Jib Crane Design

Project Info


Jib Crane Design

This project was implemented for providing the necessary calculations for a Jib Crane Design.
Furthermore, the necessary simulations and analysis were done to have a computational report as a proof of the manual calculations, the results, however, were identical.

Project description:

This project was mentioned for modeling an existing column of a building which had been fitted with a Jib Crane. The column is twisting under the torsional load as the Jib swings around.
The engineers’ duty was to determine whether the boxing in the column provides enough torsional resistance to keep the column twisting or not. And if not, what would be the additional design to stop the twist.
Therefore, our engineers first modeled the columns and applied the loads to simulate the entire system.
Other specifications of the project are as follows:
The 1 Ton Jib Crane brackets are 6’-0” apart centerline to centerline.
The ½ ton Jib Crane brackets are 4’-0” apart centerline to centerline.
The correlating boom beam height differs with the1ton beam height at 12-3/8” and the ½ ton beam height at 10-3/8”.

This project is among similar project we have already done, including, designing Monorail Systems, Bag lifts, Bridge Cranes, VRC’s and Workstation Cranes.


  • Modeling the columns and applying the loads to simulate the entire system.
  • To consider boxing in the tapered columns on both sides with ½” plate from 1’ below the lower bracket all the way up to 1’ above the higher bracket.
  • Determining whether the cap on the face flange of the columns contribute to the stiffening required or will, even more, be required.
  • Avoiding loads at the end of the Jib Crane which will cause a huge force on the bottom bracket.

Design Process:

  1. The bad distribution of forces in the Jib Crane cause a twist in the main column.
  2. The structure of the Jib Crane has to be boosted in specific parts.
  3. Distribution of forces must be revised to avoid column’s twisting
  4. Adding arm supports to reinforce the identified weak points.
  5. Moreover, the columns were covered with steel plates.
  6. At this point, the Jib Crane was able to bear a load equivalent to 1 ton.
  7. The Jib Crane was to cover an angular distance to the limit of 45° from the walls but subsequently, the client stressed to expand the angular distance to 0° from the walls.
  8. This was done, however, there were further challenges to be solved.

Work done:

Suggesting the client follow this method: welding a steel plate (0.5” thick) from 1’ below the lower bracket all the way up to 1’ above the higher bracket.
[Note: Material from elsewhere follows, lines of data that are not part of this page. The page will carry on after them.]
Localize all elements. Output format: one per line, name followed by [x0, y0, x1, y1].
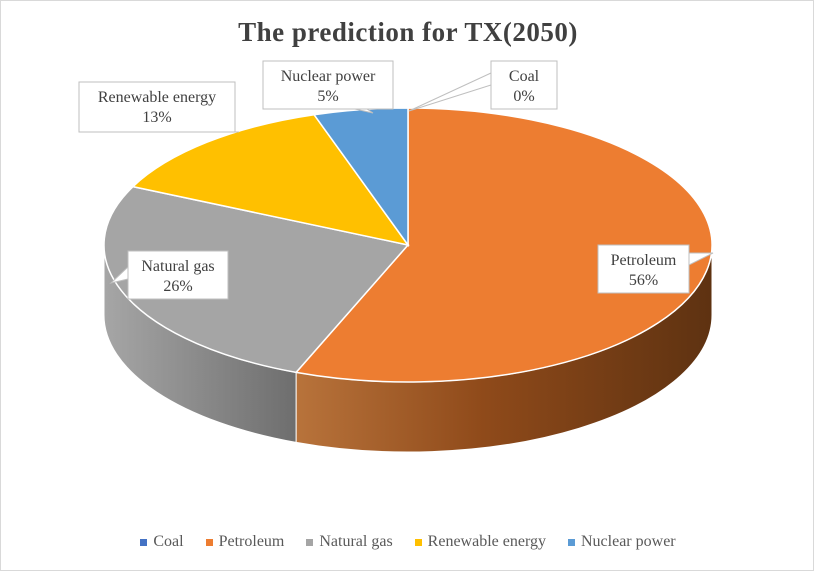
callout-value: 26% [163, 278, 192, 295]
callout-petroleum: Petroleum 56% [597, 244, 714, 294]
legend-item-coal: Coal [140, 533, 184, 551]
legend-label: Coal [153, 533, 184, 550]
callout-label: Nuclear power [281, 68, 376, 85]
legend-item-petroleum: Petroleum [205, 533, 285, 551]
chart-title: The prediction for TX(2050) [238, 17, 578, 47]
callout-label: Renewable energy [98, 89, 216, 106]
callout-label: Coal [509, 68, 540, 85]
callout-value: 0% [513, 88, 534, 105]
legend-label: Nuclear power [581, 533, 676, 550]
pie-slice-petroleum [294, 107, 713, 383]
legend-item-natural-gas: Natural gas [306, 533, 393, 551]
callout-value: 13% [142, 109, 171, 126]
callout-renewable-energy: Renewable energy 13% [78, 81, 239, 133]
callout-label: Natural gas [141, 258, 214, 275]
callout-value: 56% [629, 272, 658, 289]
callout-coal: Coal 0% [408, 60, 558, 112]
legend-swatch [205, 538, 213, 546]
pie-slice-renewable-energy [131, 113, 410, 247]
callout-value: 5% [317, 88, 338, 105]
legend-swatch [306, 538, 314, 546]
legend-item-nuclear-power: Nuclear power [568, 533, 676, 551]
callout-natural-gas: Natural gas 26% [109, 250, 229, 300]
chart-legend: Coal Petroleum Natural gas Renewable energy… [1, 531, 814, 553]
legend-label: Petroleum [218, 533, 285, 550]
legend-swatch [568, 538, 575, 546]
legend-item-renewable-energy: Renewable energy [414, 533, 546, 551]
callout-label: Petroleum [611, 252, 677, 269]
legend-label: Natural gas [319, 533, 393, 550]
callout-nuclear-power: Nuclear power 5% [262, 60, 394, 114]
legend-swatch [414, 538, 422, 546]
legend-swatch [140, 538, 148, 546]
legend-label: Renewable energy [427, 533, 546, 550]
pie-slice-natural-gas [103, 185, 410, 374]
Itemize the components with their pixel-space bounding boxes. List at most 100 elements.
To provide a suitable presentation the solution was modeled for the client. The following measurements were taken to fulfill the project:

  • Modeling the Jip Crane in Solidworks
  • Calculation and simulation reports
  • Modeling the solution in Solidworks

Wind Loads for Buildings and Structures, Simulations and Calculations


The following results were obtained at the final phase of the project:
1. The entire system was simulated and the results of simulation was approved based on the manual calculations.
(This was also confirmed by the client practically after being tested mechanically).
2. The Jib Crane was modified and remanufactured based on the new design, which worked properly with a safety factor of 5.